January 2023 marked fourteen years since the infamous LONDON ASTORIA closed its doors on Charing Cross Road. The night before its closure, it was given a proper send off with a Demolition Ball, showcasing some of the venues most well-loved artists. 45 Original are proud to honour this monumental venue with the release of a run of two strictly limited edition artworks celebrating the unique venue’s heritage.
Designed in collaboration with leading artist and designer Steve Mitchell of 57 Design, these two bespoke illustrations – one in RED and one in GOLD – brings together in one place over four hundred and fifty of the London Astoria’s most recognisable acts, while paying homage to the architectural beauty of this Art Deco building.
Available as a limited edition run of fifty signed, stamped and numbered 50x70cm giclée colour prints in either red or gold.
These reimagined designs endeavour to immortalise the iconic artists to have performed at the London Astoria and to celebrate a prestigious building that stood for over eighty years, from 1927 to 2009.
LONDON ASTORIA, CHARING CROSS ROAD
The LONDON ASTORIA once sat on the fringes of Soho. A venue with sticky floors, crowded bars and dressing rooms that perhaps were not fit for the legendary artists that played there, but was once London’s musical centre of gravity.
1989 saw a little-known Seattle band called NIRVANA support MUDHONEY – a gig that would enter grunge folklore. In 1994, OASIS graced the stage on the eve of their debut album, marking the beginning of the bands trailblazing career. The same year saw Manic Street Preachers guitarist Richey Edward’s play his last UK gig before his disappearance. Just seven years later, U2 played its smallest gig in ten years on the London Astoria’s hallowed grounds. In 2003, Britpop legends BLUR played a record six-night residency. And just three years before this beloved venues closure, St Albans’ teens ENTER SHIKARI sold out the London Astoria without even having a record deal.

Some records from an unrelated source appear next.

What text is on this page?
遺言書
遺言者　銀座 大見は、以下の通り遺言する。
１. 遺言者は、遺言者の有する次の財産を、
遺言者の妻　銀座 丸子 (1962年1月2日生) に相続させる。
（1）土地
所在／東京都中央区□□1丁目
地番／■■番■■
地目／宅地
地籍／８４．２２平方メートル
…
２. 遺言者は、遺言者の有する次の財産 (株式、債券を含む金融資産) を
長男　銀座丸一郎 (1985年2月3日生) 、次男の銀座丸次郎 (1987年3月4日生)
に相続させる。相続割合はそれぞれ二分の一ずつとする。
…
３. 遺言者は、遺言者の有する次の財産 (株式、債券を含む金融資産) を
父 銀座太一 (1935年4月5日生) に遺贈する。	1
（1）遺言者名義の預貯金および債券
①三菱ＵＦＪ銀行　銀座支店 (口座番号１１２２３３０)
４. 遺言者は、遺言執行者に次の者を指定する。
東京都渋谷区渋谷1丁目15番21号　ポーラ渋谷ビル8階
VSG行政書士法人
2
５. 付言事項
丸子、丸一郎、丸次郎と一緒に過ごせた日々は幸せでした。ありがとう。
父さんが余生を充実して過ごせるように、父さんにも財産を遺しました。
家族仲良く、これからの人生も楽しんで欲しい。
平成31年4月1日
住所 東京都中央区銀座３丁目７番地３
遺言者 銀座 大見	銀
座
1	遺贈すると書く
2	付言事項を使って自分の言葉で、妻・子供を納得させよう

Legendary bands and artists and those on their journeys to stardom walked these hallowed halls. It may not have been the likes of the stellar stadiums they were used to playing or would go on to play, but this venue held and continues to hold a special place in many of these music stars and their fans hearts.
The London Astoria was the first of series of iconic buildings architect Edward A. Stone designed. From the London Astoria in 1927, to the now Brixton Academy in 1929 to Streatham’s Astoria Theatre in the summer of 1930.
The London Astoria on Charing Cross Road was built on the site of a former Crosse & Blackwell warehouse, opening in 1927 as a cinema. When first constructed the building was four storeys tall with a decorative edging embellishing the exterior walls. Inside was a sight to behold, with large columns, a viewing balcony and large organ pipes. The venue’s interior went through three separate conversions before opening as a nightclub and music venue in 1985 with a capacity of 2,000 people. The venue went on to host over 2,000 club nights and gigs in the twenty-four years it was open. 1988 saw THE MISSION play seven straight nights between 21st March and 27th March. It witnessed the creations of one of the most famous club nights THE TRIP at the height of the acid house scene in 1988. It was home to infamous nightclub G-A-Y. And in 2000, MEAN FIDDLER acquired the lease of the beloved venue in hopes of “securing the future of live music at one of London’s most famous rock ‘n’ roll venues”. But sadly in 2009 its doors were forced to close to accommodate the Crossrail development but oh boy did they go out in style.
On January 14th, the night before its closure, a DEMOLITION BALL was held, co-organised by GET CAPE. WEAR CAPE. FLY. aka Sam Duckworth, in aid of BILLY BRAGG’S JAIL GUITAR DOORS charity and LOVE MUSIC HATE RACISM. This line-up saw the likes of THE AUTOMATIC, FRANK TURNER and of course Get Cape. Wear Cape. Fly. Just ten months later the building was demolished. Adding to the list another LOST VENUE of great memories.